Question

Prove that \[\dfrac{{\sec 8A - 1}}{{\sec 4A - 1}} = \dfrac{{\tan 8A}}{{\tan 2A}}\]

Answer 1

Hint: Here, we are asked to prove the given expression. To prove this take one side of the given equation that is (left hand side) L.H.S or (right hand side) R.H.S and then simplify it using the trigonometry formulas. If you take the L.H.S then try to simplify it to make it equal to R.H.S and if you take R.H.S then try to make it equal to L.H.S. While solving, try to use the trigonometric formulas to simplify the steps.

Complete step-by-step answer:
We are asked to prove the equation \[\dfrac{{\sec 8A - 1}}{{\sec 4A - 1}} = \dfrac{{\tan 8A}}{{\tan 2A}}\]
First let us take the L.H.S \[ = \dfrac{{\sec 8A - 1}}{{\sec 4A - 1}}\]
We know, \[\sec x = \dfrac{1}{{\cos x}}\]
Using this on L.H.S we get,
\[{\text{L}}{\text{.H}}{\text{.S}} = \dfrac{{\sec 8A - 1}}{{\sec 4A - 1}} \\
   = \dfrac{{\dfrac{1}{{\cos 8A}} - 1}}{{\dfrac{1}{{\cos 4A}} - 1}} \\
= \dfrac{{\left( {1 - \cos 8A} \right)\cos 4A}}{{\left( {1 - \cos 4A} \right)\cos 8A}}\] (i)
We can write, \[{\sin ^2}x = \dfrac{1}{2}(1 - \cos 2x)\]
\[ \Rightarrow 2{\sin ^2}x = 1 - \cos 2x\]
Using this in equation (i) we get
\[{\text{L}}{\text{.H}}{\text{.S}} = \dfrac{{\left( {2{{\sin }^2}4A} \right)\left( {\cos 4A} \right)}}{{\left( {2{{\sin }^2}2A} \right)\left( {\cos 8A} \right)}}\]
\[ = \dfrac{{\left( {2\sin 4A\cos 4A} \right)\sin 4A}}{{\left( {2{{\sin }^2}2A} \right)\left( {\cos 8A} \right)}}\] (ii)
We can write \[2\sin x\cos x = \sin 2x\], using this formula in equation (ii), we get
\[ \dfrac{{\left( {2\sin 4A\cos 4A} \right)\sin 4A}}{{\left( {2{{\sin }^2}2A} \right)\left( {\cos 8A} \right)}} \\
   = \dfrac{{\sin 8A\sin 4A}}{{\left( {\cos 8A} \right)\left( {2{{\sin }^2}2A} \right)}} \\
   = \left( {\dfrac{{\sin 8A}}{{\cos 8A}}} \right)\left( {\dfrac{{\sin 4A}}{{2{{\sin }^2}2A}}} \right) \\
   = \tan 8A\left( {\dfrac{{\sin 4A}}{{2{{\sin }^2}2A}}} \right) \]
Again using the formula \[2\sin x\cos x = \sin 2x\] for \[\sin 4A\], we get
\[ \tan 8A\left( {\dfrac{{\sin 4A}}{{2{{\sin }^2}2A}}} \right) \\
   = \tan 8A\left( {\dfrac{{2\sin 2A\cos 2A}}{{2{{\sin }^2}2A}}} \right) \\
   = \tan 8A\left( {\dfrac{{\cos 2A}}{{\sin 2A}}} \right) \\
   = \dfrac{{\tan 8A}}{{\tan 2A}} \]

Therefore, we get
\[{\text{L}}{\text{.H}}{\text{.S}} = \dfrac{{\sec 8A - 1}}{{\sec 4A - 1}} = \dfrac{{\tan 8A}}{{\tan 2A}}\]

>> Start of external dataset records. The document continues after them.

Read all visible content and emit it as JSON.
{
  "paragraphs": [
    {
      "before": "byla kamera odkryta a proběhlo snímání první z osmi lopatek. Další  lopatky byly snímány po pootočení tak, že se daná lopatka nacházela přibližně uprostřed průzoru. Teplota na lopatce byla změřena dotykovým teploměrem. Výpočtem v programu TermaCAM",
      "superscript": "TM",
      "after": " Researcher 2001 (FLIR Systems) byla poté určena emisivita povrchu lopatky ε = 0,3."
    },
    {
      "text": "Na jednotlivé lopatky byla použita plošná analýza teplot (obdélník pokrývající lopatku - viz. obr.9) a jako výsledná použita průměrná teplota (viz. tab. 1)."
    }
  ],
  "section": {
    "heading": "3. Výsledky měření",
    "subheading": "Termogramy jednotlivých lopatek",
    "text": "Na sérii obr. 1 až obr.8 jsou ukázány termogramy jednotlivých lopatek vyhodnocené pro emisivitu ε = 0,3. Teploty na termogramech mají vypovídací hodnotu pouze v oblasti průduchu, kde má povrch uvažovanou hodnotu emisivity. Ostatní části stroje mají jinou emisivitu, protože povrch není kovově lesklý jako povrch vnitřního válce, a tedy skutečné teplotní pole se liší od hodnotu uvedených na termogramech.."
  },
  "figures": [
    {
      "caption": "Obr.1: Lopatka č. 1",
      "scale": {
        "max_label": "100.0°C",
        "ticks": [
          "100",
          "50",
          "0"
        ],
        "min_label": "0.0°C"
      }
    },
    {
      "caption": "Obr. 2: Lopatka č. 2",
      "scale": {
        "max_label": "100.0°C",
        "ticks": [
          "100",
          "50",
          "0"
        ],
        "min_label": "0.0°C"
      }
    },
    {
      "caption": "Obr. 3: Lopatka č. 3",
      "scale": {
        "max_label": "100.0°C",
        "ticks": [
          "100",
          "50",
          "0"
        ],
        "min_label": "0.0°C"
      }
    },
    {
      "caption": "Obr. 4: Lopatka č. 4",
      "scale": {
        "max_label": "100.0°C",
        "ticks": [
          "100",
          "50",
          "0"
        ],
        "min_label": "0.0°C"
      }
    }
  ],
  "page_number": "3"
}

Note: Whenever you are asked to prove an equation, always start with one side of the equation and then try to simplify it in such a way that it is equal to the other side of the equation. For trigonometry questions, always remember the trigonometric identities and formulas. In such types of questions, try to convert the given trigonometric functions into sine or cosine functions as it makes the steps easy and also there are many formulas for sine and cosine functions which we can use to get our desired result. Like here the function given was sec and we know sec is inverse of cosine so we converted it to cosec, similarly try to solve for other questions too.